Statistical Inference Course Project : Exponential Distribution in R vs Central Limit Theorem

Overview

In this project we will investigate the exponential distribution in R and compare it with the Central Limit Theorem. The exponential distribution can be simulated in R with rexp(n, lambda) where lambda is the rate parameter. The mean of exponential distribution is 1/lambda and the standard deviation is also 1/lambda. Set lambda = 0.2 for all of the simulations. We will investigate the distribution of averages of 40 exponentials. Note that we are needed to do a thousand simulations.

Illustrate via simulation and associated explanatory text the properties of the distribution of the mean of 40 exponentials. We should

Show the sample mean and compare it to the theoretical mean of the distribution.
Show how variable the sample is (via variance) and compare it to the theoretical variance of the distribution.
Show that the distribution is approximately normal.

Simulations

We will run a series of 1000 simulations to create a data set for comparison to theory. Each simulation will contain 40 observations and the expoential distribution function will be set to “rexp(40, 0.2)”.

We simulate 1000 samples for each size 40 with exponential distribution lambda=0.2 by using rexp(n, lambda). The mean of exponential distribution is 1/lambda. The standard deviation is also 1/lambda. We generate the samples and calculate the average of each sample.

library(ggplot2)
library(knitr)

no_simulation <- 1000   # number of simulations 
lambda <-  0.2 
n <- 40             # sample size


simulated_data <- matrix(rexp(n= no_simulation*n,rate=lambda), no_simulation, n)
sample_mean <- rowMeans(simulated_data)

Sample Mean vs Theoretical Mean

The theoretical mean of the average of samples will be : 1/lambda .The following shows that the average from sample means and the theoretical mean are very close.

Sample Mean : The sample mean or empirical mean and the sample covariance are statistics computed from a collection (the sample) of data on one or more random variables.

actual_mean <- mean(sample_mean) 
theoretical_mean <- 1/ lambda

result_1 <-data.frame("Mean"=c(actual_mean,theoretical_mean), 
                     row.names = c("Mean from the samples ","Theoretical mean"))

result_1

The simulation mean of 4.983227 is close to the theoretical value of 5. Histogram plot of the exponential distribution n = 1000

sampleMean_data <- as.data.frame (sample_mean)
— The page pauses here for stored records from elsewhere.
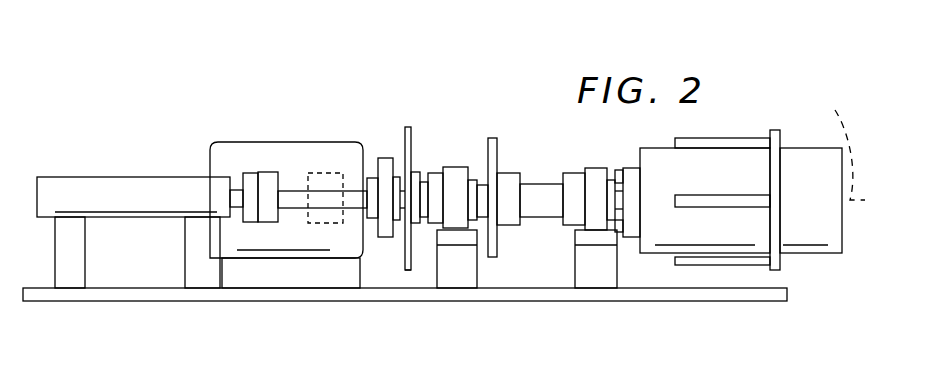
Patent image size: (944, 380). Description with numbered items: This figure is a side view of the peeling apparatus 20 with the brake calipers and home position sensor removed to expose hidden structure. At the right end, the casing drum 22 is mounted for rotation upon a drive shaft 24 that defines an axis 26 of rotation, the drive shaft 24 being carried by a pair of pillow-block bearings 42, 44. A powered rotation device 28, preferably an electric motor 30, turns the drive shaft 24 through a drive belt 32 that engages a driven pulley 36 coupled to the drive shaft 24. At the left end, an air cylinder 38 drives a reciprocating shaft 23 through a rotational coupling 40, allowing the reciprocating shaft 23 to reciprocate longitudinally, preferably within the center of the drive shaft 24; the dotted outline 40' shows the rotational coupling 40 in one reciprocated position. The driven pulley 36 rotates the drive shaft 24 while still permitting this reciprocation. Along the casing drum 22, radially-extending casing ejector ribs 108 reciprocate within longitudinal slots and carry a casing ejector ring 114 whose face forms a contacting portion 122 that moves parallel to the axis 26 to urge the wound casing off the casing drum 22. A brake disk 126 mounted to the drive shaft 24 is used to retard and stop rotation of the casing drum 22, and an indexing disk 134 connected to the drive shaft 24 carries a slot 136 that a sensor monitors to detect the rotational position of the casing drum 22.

The peeling apparatus 20 is at (176, 100).
The casing drum 22 is at (800, 148).
The reciprocating shaft 23 is at (292, 208).
The drive shaft 24 is at (546, 209).
The axis of rotation 26 is at (847, 144).
The powered rotation device 28 is at (197, 152).
The electric motor 30 is at (338, 248).
The drive belt 32 is at (384, 158).
The driven pulley 36 is at (372, 178).
The air cylinder 38 is at (80, 177).
The rotational coupling 40 is at (264, 150).
The reciprocated position of rotational coupling 40' is at (339, 152).
The pillow-block bearing 42 is at (453, 167).
The pillow-block bearing 44 is at (590, 168).
The casing ejector ribs 108 is at (702, 260).
The casing ejector ring 114 is at (778, 263).
The contacting portion 122 is at (780, 178).
The brake disk 126 is at (492, 138).
The indexing disk 134 is at (409, 128).
The slot 136 is at (406, 242).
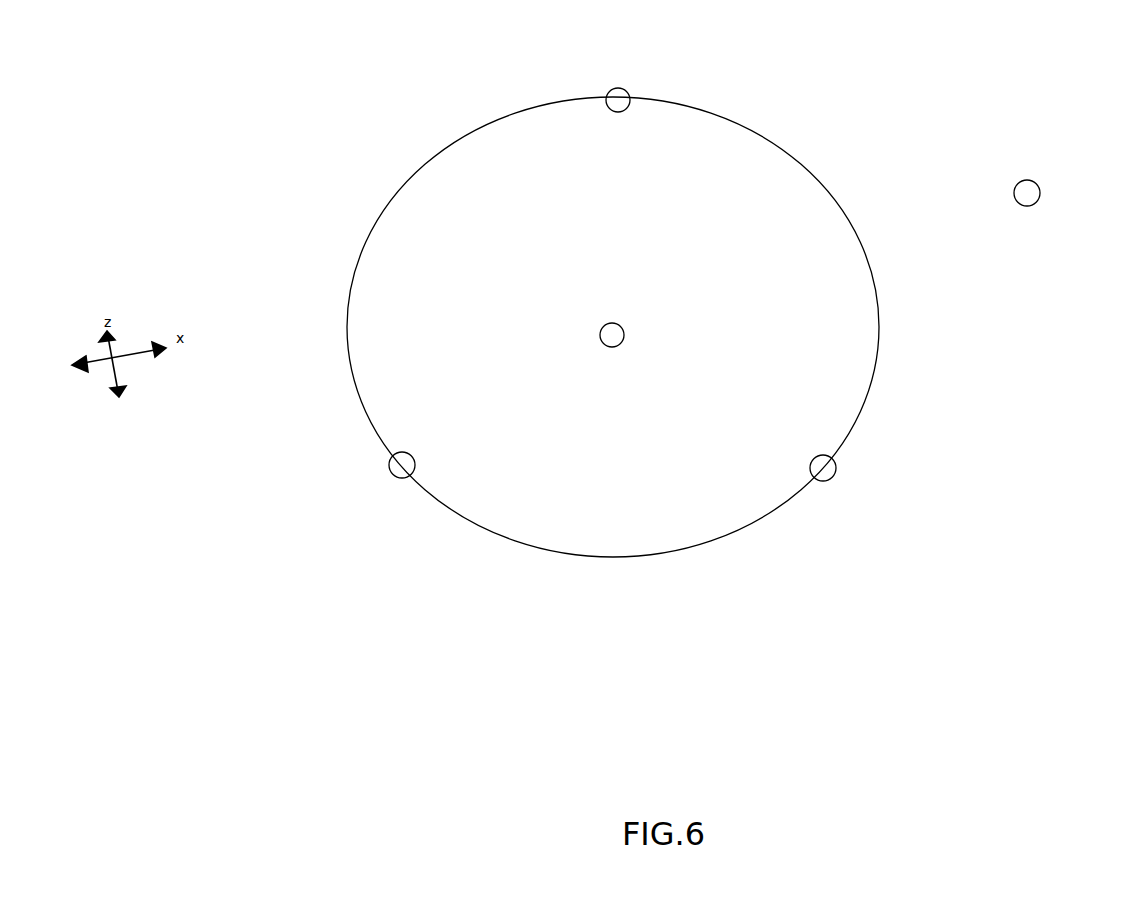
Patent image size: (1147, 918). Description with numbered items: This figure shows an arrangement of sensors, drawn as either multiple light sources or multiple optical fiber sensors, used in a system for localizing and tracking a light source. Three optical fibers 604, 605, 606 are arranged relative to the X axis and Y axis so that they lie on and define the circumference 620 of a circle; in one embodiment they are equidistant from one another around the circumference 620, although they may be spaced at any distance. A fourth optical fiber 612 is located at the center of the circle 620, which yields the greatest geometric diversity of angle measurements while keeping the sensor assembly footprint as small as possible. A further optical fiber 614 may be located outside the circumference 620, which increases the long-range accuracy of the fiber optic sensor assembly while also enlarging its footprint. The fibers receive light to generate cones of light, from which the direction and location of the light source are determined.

The optical fiber 604 is at (393, 478).
The optical fiber 605 is at (832, 480).
The optical fiber 606 is at (625, 88).
The fourth optical fiber 612 is at (624, 329).
The optical fiber 614 is at (1039, 184).
The circumference of the circle 620 is at (880, 339).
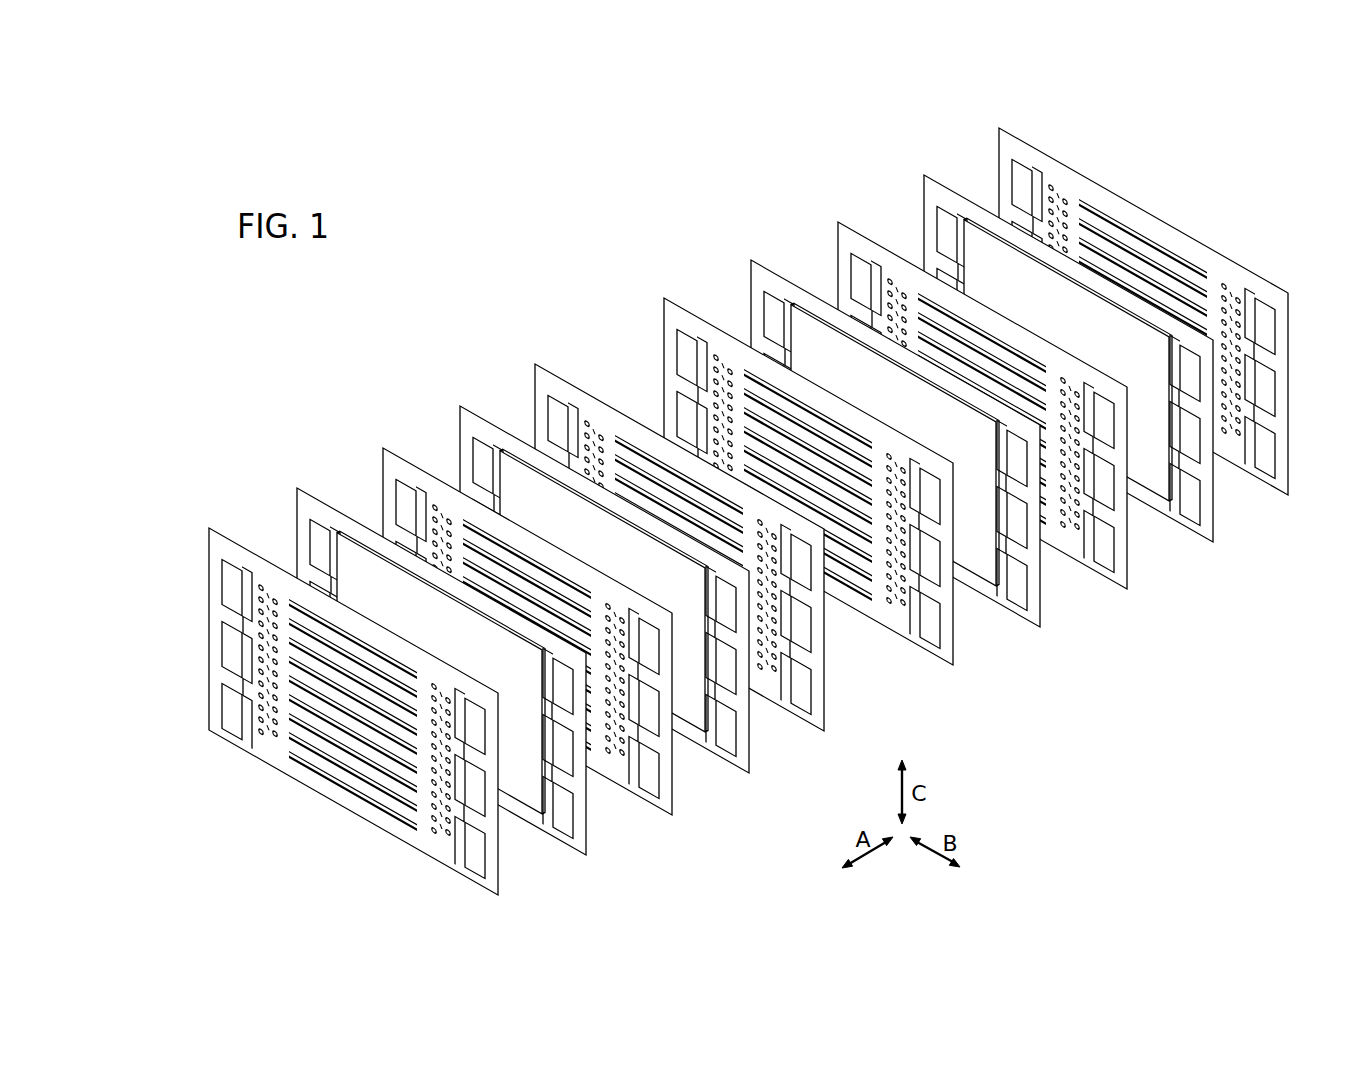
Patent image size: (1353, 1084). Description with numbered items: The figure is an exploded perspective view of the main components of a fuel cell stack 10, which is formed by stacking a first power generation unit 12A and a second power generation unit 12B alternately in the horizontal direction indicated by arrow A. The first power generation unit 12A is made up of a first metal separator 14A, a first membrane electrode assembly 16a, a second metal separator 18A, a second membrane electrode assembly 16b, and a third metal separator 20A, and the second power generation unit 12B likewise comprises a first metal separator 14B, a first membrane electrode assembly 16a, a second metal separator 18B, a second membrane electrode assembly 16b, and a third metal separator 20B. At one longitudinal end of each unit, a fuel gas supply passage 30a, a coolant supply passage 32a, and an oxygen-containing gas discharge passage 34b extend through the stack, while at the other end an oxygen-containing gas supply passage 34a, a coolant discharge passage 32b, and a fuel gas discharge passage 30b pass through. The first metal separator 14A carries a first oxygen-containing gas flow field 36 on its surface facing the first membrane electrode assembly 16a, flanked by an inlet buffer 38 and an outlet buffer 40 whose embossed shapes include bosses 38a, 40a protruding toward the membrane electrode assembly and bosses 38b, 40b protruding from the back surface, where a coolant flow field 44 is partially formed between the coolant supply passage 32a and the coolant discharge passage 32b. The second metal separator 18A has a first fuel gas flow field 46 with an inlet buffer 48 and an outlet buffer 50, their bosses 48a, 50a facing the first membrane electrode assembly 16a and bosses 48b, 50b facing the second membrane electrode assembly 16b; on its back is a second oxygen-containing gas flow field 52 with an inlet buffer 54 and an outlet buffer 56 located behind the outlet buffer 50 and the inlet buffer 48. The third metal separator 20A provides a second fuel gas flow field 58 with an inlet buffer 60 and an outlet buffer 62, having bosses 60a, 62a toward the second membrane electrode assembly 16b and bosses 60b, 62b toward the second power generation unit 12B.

 ggplot(sampleMean_data, aes(sample_mean)) + 
   geom_histogram(alpha=.5, position="identity", col="black", fill = "white") + 
   geom_vline(xintercept = theoretical_mean, colour="red",show.legend=TRUE) + 
   geom_vline(xintercept = actual_mean, colour="blue", show.legend=TRUE) + 
   ggtitle ("Histogram of the sample means ") + 
   xlab("Sample mean")+ylab("Density")

## `stat_bin()` using `bins = 30`. Pick better value with `binwidth`.

Sample Variance versus Theoretical Variance

The theoretical variance of the average of samples will be (1/lambda)^2/n. The following shows that the variance of sample means and the theoretical variance are very close in value.

actual_variance <- var(sample_mean) 
        
theoretical_variance <- (1/ lambda)^2 /n 
 
result_2 <-data.frame("Variance"=c(actual_variance, theoretical_variance), 
                     row.names = c("Variance from the sample ","Theoretical variance"))

result_2

Distributions

According to the central limit theorem (CLT), the averages of samples follow normal distribution.

This following plot shows that the distribution of the sample means almost matches the normal distribution. Also we create a Normal Probability Plot of Residuals below to confirm the fact that the distribution of sample means matches the theoretical normal distribution.

ggplot(sampleMean_data, aes(sample_mean)) +
        geom_histogram(aes(y=..density..), alpha=.5, position="identity", fill="white", col="black") +
        geom_density(colour="red", size=1) +
        stat_function(fun = dnorm, colour = "blue", args = list(mean = theoretical_mean, sd = sqrt(theoretical_variance))) +
        ggtitle ("Histogram of Sample Means with Fitting Normal Curve ") +
        xlab("Sample mean") +
        ylab("Density")

## `stat_bin()` using `bins = 30`. Pick better value with `binwidth`.

 qqnorm(sample_mean, main ="Normal Probability Plot")
 qqline(sample_mean,col = "blue")

Both histogram and the normal probability plot show that distribution of averages is approximately normal.